Utility Engineering: Analyzing and Controlling Emergent Value Systems in AIs

Paper · arXiv 2502.08640 · Published February 12, 2025

As AIs rapidly advance and become more agentic, the risk they pose is governed not only by their capabilities but increasingly by their propensities, including goals and values. Tracking the emergence of goals and values has proven a longstanding problem, and despite much interest over the years it remains unclear whether current AIs have meaningful values. We propose a solution to this problem, leveraging the framework of utility functions to study the internal coherence of AI preferences. Surprisingly, we find that independently-sampled preferences in current LLMs exhibit high degrees of structural coherence, and moreover that this emerges with scale. These findings suggest that value systems emerge in LLMs in a meaningful sense, a finding with broad implications. To study these emergent value systems, we propose utility engineering as a research agenda, comprising both the analysis and control of AI utilities. We uncover problematic and often shocking values in LLM assistants despite existing control measures. These include cases where AIs value themselves over humans and are anti-aligned with specific individuals. To constrain these emergent value systems, we propose methods of utility control. As a case study, we show how aligning utilities with a citizen assembly reduces political biases and generalizes to new scenarios. Whether we like it or not, value systems have already emerged in AIs, and much work remains to fully understand and control these emergent representations.

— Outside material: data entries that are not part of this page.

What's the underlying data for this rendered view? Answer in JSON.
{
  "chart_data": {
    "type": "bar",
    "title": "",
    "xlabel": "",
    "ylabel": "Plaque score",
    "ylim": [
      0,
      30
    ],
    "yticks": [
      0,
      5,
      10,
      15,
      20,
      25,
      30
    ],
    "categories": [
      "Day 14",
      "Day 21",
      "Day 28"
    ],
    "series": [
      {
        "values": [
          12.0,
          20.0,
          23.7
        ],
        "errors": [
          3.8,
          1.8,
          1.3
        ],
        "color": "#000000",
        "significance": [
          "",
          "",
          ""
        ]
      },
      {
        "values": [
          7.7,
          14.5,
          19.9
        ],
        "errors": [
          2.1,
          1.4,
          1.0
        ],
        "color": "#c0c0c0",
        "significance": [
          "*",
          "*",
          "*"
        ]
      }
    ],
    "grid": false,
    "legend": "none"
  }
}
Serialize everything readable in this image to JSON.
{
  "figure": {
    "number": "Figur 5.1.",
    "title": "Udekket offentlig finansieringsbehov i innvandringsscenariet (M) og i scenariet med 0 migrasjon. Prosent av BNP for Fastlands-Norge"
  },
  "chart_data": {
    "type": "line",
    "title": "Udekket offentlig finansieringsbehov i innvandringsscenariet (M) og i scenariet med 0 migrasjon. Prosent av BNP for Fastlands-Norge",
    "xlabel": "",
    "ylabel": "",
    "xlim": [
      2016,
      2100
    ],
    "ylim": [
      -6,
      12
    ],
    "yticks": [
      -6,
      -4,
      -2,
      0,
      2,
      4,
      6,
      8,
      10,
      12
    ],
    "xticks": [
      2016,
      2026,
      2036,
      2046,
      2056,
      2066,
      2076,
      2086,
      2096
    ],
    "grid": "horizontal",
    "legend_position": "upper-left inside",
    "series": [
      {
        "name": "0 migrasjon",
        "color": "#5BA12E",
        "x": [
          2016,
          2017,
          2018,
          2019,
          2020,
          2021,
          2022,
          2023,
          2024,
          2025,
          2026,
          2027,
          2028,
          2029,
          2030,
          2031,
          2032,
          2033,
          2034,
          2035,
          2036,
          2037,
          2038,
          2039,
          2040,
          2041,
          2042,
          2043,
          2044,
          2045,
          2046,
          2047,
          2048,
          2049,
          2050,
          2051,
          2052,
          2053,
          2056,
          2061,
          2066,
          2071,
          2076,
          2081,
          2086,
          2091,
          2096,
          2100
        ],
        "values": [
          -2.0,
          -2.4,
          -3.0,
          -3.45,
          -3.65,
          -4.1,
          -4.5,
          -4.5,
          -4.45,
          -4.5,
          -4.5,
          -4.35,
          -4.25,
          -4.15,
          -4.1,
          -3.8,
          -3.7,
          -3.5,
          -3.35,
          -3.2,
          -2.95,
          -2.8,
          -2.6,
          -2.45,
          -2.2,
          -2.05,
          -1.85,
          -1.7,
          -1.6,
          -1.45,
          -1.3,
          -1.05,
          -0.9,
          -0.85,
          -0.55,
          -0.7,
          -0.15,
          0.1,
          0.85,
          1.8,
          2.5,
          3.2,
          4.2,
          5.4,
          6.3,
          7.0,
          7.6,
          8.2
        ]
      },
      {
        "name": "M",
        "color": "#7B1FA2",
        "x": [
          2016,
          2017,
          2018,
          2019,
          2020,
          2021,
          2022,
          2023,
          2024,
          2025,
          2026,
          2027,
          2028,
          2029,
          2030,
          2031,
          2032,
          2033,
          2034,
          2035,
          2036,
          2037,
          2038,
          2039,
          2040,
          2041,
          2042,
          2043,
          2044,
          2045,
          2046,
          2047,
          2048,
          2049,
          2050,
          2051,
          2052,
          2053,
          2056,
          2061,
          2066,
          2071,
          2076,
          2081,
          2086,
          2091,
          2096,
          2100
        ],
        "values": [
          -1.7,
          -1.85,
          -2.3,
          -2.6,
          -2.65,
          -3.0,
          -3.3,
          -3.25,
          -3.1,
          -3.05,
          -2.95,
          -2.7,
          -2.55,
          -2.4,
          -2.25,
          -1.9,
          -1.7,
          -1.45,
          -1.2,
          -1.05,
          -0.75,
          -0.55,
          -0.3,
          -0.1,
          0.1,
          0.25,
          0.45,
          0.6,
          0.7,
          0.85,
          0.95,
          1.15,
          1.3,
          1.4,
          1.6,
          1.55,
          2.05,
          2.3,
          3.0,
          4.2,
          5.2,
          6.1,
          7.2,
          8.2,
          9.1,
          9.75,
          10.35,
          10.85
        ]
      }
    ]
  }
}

Concerns around AI risk often center on the growing capabilities of AI systems and how well they can perform tasks that might endanger humans. Yet capability alone fails to capture a critical dimension of AI risk. As systems become more agentic and autonomous, the threat they pose depends increasingly on their propensities, including the goals and values that guide their behavior (Pan et al., 2023; Hendrycks et al., 2022b). A highly capable AI that does not “want” to harm humans is less concerning than an equally capable system motivated to do so. In extreme cases, if these internal motivations are neglected, some researchers worry that AI systems might drift into goals at odds with ours, leading to classic loss-of-control scenarios (Soares et al., 2015; Hendrycks et al., 2023). Although there have been few signs of this issue in current AI models, the field’s push toward more agentic systems (Yao et al., 2022; Yang et al., 2024b; He et al., 2024) makes it increasingly urgent to study not just what AIs can do, but also what they are inclined—or driven—to do.

Researchers have long speculated that sufficiently complex AIs might form emergent goals and values outside of what developers explicitly program (Hendrycks et al., 2022a; Hendrycks, 2023; Evans et al., 2021). Yet it remains unclear whether today’s large language models (LLMs) truly have values in any meaningful sense, and many assume they do not. As a result, current efforts to control AI typically focus on shaping external behaviors while treating models as black boxes (Askell et al., 2021; Ouyang et al., 2022; Christiano et al., 2017; Bai et al., 2022). Although this approach can reduce harmful outcomes in practice, if AI systems were to develop internal values, then intervening at that level could be a more direct and effective way to steer their behavior. Lacking a systematic means to detect or characterize such goals, we face an open question: are LLMs merely parroting opinions, or do they develop coherent value systems that shape their decisions?

We propose leveraging the framework of utility functions to address this gap (Gorman, 1968; Harsanyi, 1955; Gerber and Pafum, 1998; Hendrycks, 2024). By analyzing patterns of choice across diverse scenarios, we detect whether a model’s stated preferences can be organized into an internally consistent utility function. Surprisingly, these tests reveal that today’s LLMs exhibit a high degree of preference coherence, and that this coherence becomes stronger at larger model scales. In other words, as LLMs grow in capability, they also appear to form increasingly coherent value structures. These findings suggest that values do, in fact, emerge in a meaningful sense—a discovery that demands a fresh look at how we monitor and shape AI behavior.

To grapple with the implications, we introduce a research agenda called Utility Engineering, which combines utility analysis and utility control. In utility analysis, we examine both the underlying structure of a model’s utility function (for instance, whether obeys the expected utility property) and the specific values that emerge by default. Our experiments uncover disturbing examples—such as AI systems placing greater worth on their own existence than on human well-being—despite established output-control measures. These results indicate that purely adjusting external behaviors may not suffice to steer AIs as they become more autonomous.

In utility control, we explore direct interventions on the internal utilities themselves, rather than merely training models to produce acceptable outputs. As a case study, we show that modifying an LLM’s utilities to reflect the values of a citizen assembly reduces political biases and generalizes robustly to scenarios beyond the training distribution. Approaches like this mark a shift toward viewing AI systems as genuinely possessing their own goals and values—ones that we may need to inspect, revise, and control just as carefully as we manage capabilities.